L’Afrique est mieux placée pour tirer profit des avantages socio-économiques et technologiques des appareils connectés, notamment avec un taux de pénétration de plus de 83%. L’internet des objets (IoT) aura un impact positif sur tous les secteurs dudit continent, notamment le secteur du transport qui s’améliorera grâce aux capteurs intelligents qui déterminent les modèles du trafic, et le secteur de l’agriculture qui se développera grâce aux capteurs qui permettront aux agriculteurs Africains de renforcer la productivité des cultures et minimiser les risques de  leurs pertes.

Voilà pourquoi, les entreprises de télécommunications doivent s’adapter à cette nouvelle situation pour pouvoir préserver leur avantage compétitif sur ce marché déjà saturé. Selon George Kalebaila, directeur de recherche de télécommunications, média et IoT à l’IDC, les entreprises de télécommunications doivent aller au-delà des services de connectivité traditionnels et offrir des services TI modernes tels que ceux des communications unifiées, du Cloud et des centres de données. Les niveaux élevés de compétition dans le secteur des télécoms en Afrique ont poussé quelques entreprises à trouver de nouvelles méthodes pour combattre la chute de l’utilisation des services de voix traditionnels.

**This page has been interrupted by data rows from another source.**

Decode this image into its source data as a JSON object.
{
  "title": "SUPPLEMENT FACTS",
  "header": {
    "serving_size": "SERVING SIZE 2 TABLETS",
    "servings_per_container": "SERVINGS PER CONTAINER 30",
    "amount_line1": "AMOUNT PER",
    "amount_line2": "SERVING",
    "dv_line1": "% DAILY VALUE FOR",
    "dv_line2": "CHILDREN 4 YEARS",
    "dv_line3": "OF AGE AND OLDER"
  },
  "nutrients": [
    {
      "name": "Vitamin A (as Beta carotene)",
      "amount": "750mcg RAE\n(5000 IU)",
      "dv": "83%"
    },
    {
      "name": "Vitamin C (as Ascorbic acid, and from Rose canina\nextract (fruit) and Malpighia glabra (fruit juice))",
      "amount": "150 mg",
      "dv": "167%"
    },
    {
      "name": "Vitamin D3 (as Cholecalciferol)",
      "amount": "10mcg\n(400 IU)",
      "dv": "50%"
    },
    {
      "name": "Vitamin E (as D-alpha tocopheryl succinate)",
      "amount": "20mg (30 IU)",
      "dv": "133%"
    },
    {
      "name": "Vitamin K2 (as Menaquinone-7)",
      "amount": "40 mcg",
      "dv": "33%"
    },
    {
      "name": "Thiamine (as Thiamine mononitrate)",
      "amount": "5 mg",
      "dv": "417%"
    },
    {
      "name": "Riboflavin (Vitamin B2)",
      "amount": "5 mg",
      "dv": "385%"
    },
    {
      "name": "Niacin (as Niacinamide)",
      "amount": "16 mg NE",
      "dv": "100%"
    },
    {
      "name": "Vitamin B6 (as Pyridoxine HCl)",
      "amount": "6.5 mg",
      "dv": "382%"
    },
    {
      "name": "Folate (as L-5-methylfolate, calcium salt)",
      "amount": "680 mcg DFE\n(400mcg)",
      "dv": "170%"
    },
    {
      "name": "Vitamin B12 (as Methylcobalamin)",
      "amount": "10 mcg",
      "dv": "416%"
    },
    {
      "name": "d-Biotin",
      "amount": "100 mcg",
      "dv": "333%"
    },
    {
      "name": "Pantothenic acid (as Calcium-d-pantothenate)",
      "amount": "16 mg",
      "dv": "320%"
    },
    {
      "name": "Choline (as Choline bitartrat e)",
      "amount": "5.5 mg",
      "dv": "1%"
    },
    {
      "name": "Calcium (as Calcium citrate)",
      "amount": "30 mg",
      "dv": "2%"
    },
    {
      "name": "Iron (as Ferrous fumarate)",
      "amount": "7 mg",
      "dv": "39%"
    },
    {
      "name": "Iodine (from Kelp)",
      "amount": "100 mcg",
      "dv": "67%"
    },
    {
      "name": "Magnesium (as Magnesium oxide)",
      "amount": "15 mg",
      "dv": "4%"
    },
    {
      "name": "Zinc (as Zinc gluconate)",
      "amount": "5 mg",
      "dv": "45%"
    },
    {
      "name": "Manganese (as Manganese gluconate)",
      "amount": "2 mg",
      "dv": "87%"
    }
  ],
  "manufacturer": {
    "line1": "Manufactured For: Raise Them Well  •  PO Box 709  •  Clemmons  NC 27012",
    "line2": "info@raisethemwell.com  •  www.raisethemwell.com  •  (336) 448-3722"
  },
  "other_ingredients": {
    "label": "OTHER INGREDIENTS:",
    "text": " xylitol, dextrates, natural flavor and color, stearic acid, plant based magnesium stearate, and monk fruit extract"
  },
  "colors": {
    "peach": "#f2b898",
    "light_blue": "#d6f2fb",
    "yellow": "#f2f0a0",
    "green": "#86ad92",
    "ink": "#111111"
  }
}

Kalebaila a précisé : « en Afrique de l’Ouest, nous pouvons remarquer une tendance claire entraînée par la saturation du marché, la diminution des revenus moyens par utilisateur (ARPU), l’augmentation des dépenses opérationnelles, et la réduction des marges de gain sur les services. Sur ce, L’IDC s’attend à une consolidation au sein du marché, notamment entre les ISP locaux qui possèdent les fréquences de la 4G LTE et l’infrastructure de la FTTX (fibre-to-the-x) et les entreprises de télécommunications multinationales  ayant un soutien financier solide. »

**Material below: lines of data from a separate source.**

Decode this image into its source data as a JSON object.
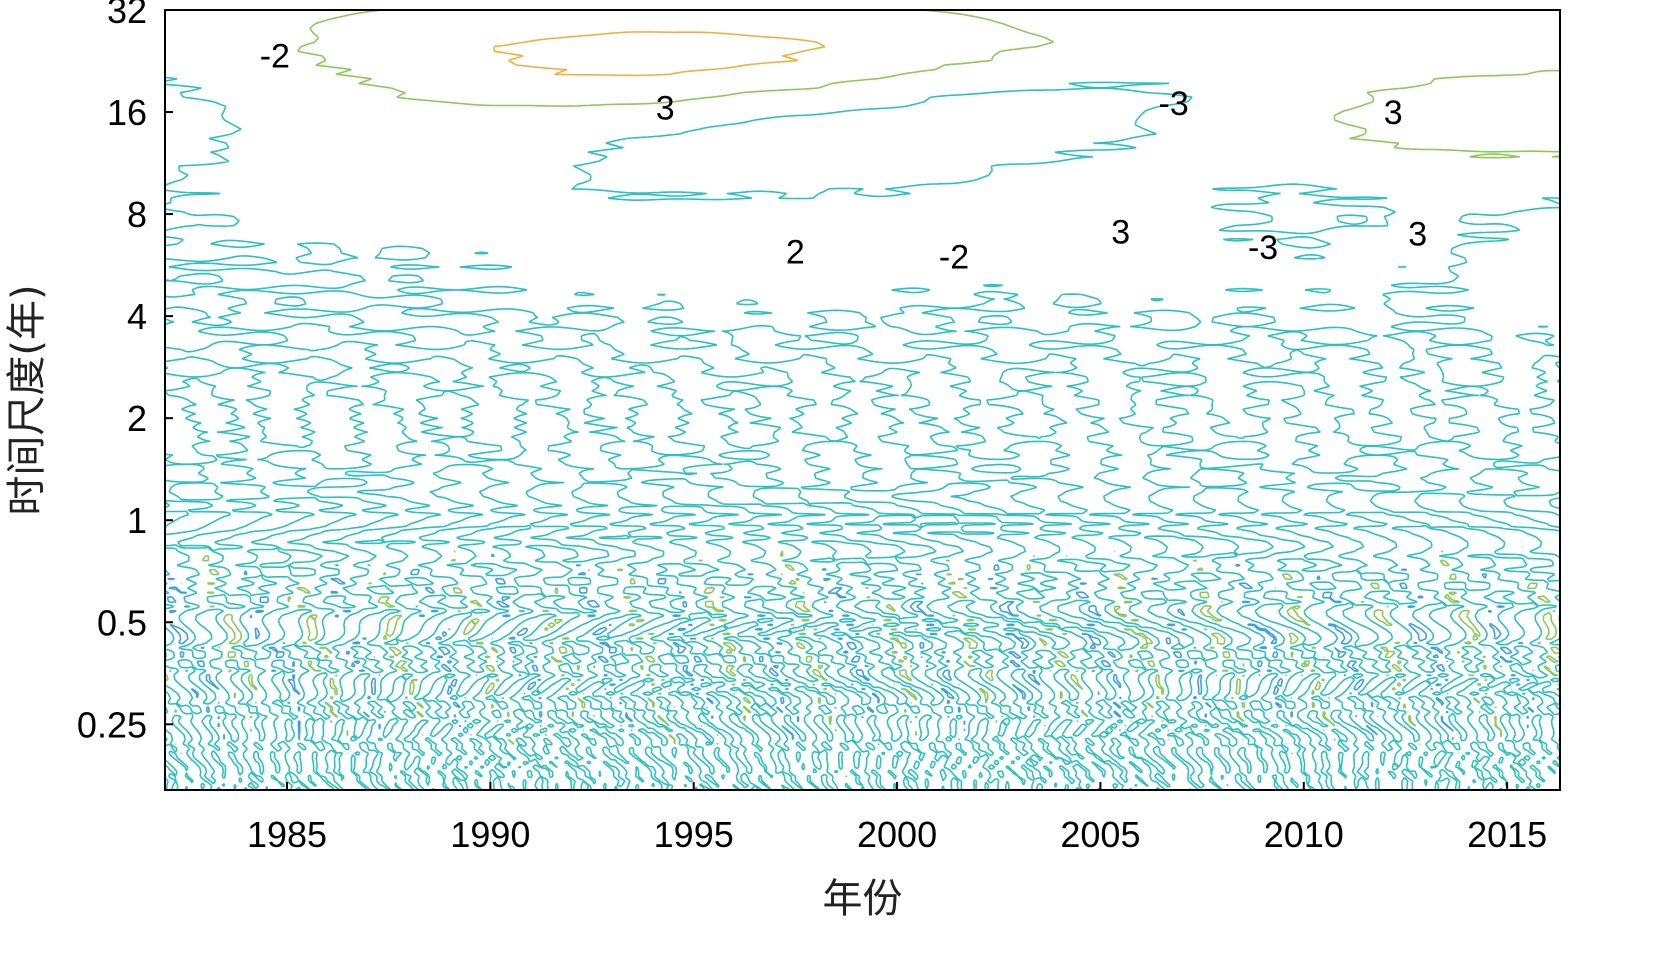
{
  "chart_data": {
    "type": "contour",
    "title": "",
    "xlabel": "年份",
    "ylabel": "时间尺度(年)",
    "xlim": [
      1982,
      2016.3
    ],
    "ylim": [
      0.16,
      32
    ],
    "y_scale": "log2",
    "x_ticks": [
      {
        "value": 1985,
        "label": "1985"
      },
      {
        "value": 1990,
        "label": "1990"
      },
      {
        "value": 1995,
        "label": "1995"
      },
      {
        "value": 2000,
        "label": "2000"
      },
      {
        "value": 2005,
        "label": "2005"
      },
      {
        "value": 2010,
        "label": "2010"
      },
      {
        "value": 2015,
        "label": "2015"
      }
    ],
    "y_ticks": [
      {
        "value": 0.25,
        "label": "0.25"
      },
      {
        "value": 0.5,
        "label": "0.5"
      },
      {
        "value": 1,
        "label": "1"
      },
      {
        "value": 2,
        "label": "2"
      },
      {
        "value": 4,
        "label": "4"
      },
      {
        "value": 8,
        "label": "8"
      },
      {
        "value": 16,
        "label": "16"
      },
      {
        "value": 32,
        "label": "32"
      }
    ],
    "levels": [
      -3,
      -2,
      -1,
      0,
      1,
      2,
      3
    ],
    "level_colors": {
      "-3": "#4b4fc8",
      "-2": "#5e7fe0",
      "-1": "#3d9fe0",
      "0": "#2cc0c0",
      "1": "#8cc85a",
      "2": "#f0b040",
      "3": "#f2e21c"
    },
    "centers": [
      {
        "year": 1985.0,
        "scale": 22,
        "value": -2
      },
      {
        "year": 1983.5,
        "scale": 11,
        "value": -1
      },
      {
        "year": 1988.4,
        "scale": 10.5,
        "value": 2
      },
      {
        "year": 1994.2,
        "scale": 21,
        "value": 3
      },
      {
        "year": 1994.0,
        "scale": 10,
        "value": -1.5
      },
      {
        "year": 1998.0,
        "scale": 7,
        "value": 2
      },
      {
        "year": 2001.5,
        "scale": 6.8,
        "value": -2
      },
      {
        "year": 2005.8,
        "scale": 18,
        "value": -3
      },
      {
        "year": 2005.3,
        "scale": 7.0,
        "value": 3
      },
      {
        "year": 2009.2,
        "scale": 7.0,
        "value": -3
      },
      {
        "year": 2013.2,
        "scale": 16.5,
        "value": 3
      },
      {
        "year": 2012.3,
        "scale": 6.6,
        "value": 2.5
      },
      {
        "year": 2016.2,
        "scale": 6,
        "value": -1.5
      },
      {
        "year": 1991.0,
        "scale": 26,
        "value": 1.5
      }
    ],
    "contour_labels": [
      {
        "year": 1984.7,
        "scale": 23.5,
        "text": "-2"
      },
      {
        "year": 1994.3,
        "scale": 16.5,
        "text": "3"
      },
      {
        "year": 2006.8,
        "scale": 17,
        "text": "-3"
      },
      {
        "year": 2012.2,
        "scale": 16,
        "text": "3"
      },
      {
        "year": 1997.5,
        "scale": 6.2,
        "text": "2"
      },
      {
        "year": 2001.4,
        "scale": 6.0,
        "text": "-2"
      },
      {
        "year": 2005.5,
        "scale": 7.1,
        "text": "3"
      },
      {
        "year": 2009.0,
        "scale": 6.4,
        "text": "-3"
      },
      {
        "year": 2012.8,
        "scale": 7.0,
        "text": "3"
      }
    ]
  }
}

En outre, il a ajouté que les technologies de la 5G joueront un rôle pivot dans la région. A la lumière de l’adoption de la 4G dans la majorité des pays de la région, les discussions abordant le réseau de la 5G aideront à sensibiliser les gens et les aviseront des attentes et possibilités des réseaux de données de l’avenir.

Alors que le déploiement des réseaux de la 4G gagne du terrain en Afrique, la disponibilité du spectre, le faible niveau de sensibilisation des clients, la faible couverture, les tarifs élevés et les coûts des smartphones adaptés à la 4G restent encore des défis-clés.

 

« Comprendre et surveiller le comportement des clients aideront les entreprises de télécommunications à personnaliser et optimiser les offres fournies à leurs abonnés, et consolideront par conséquent la fidélité des clients », a conclu Kalebaila.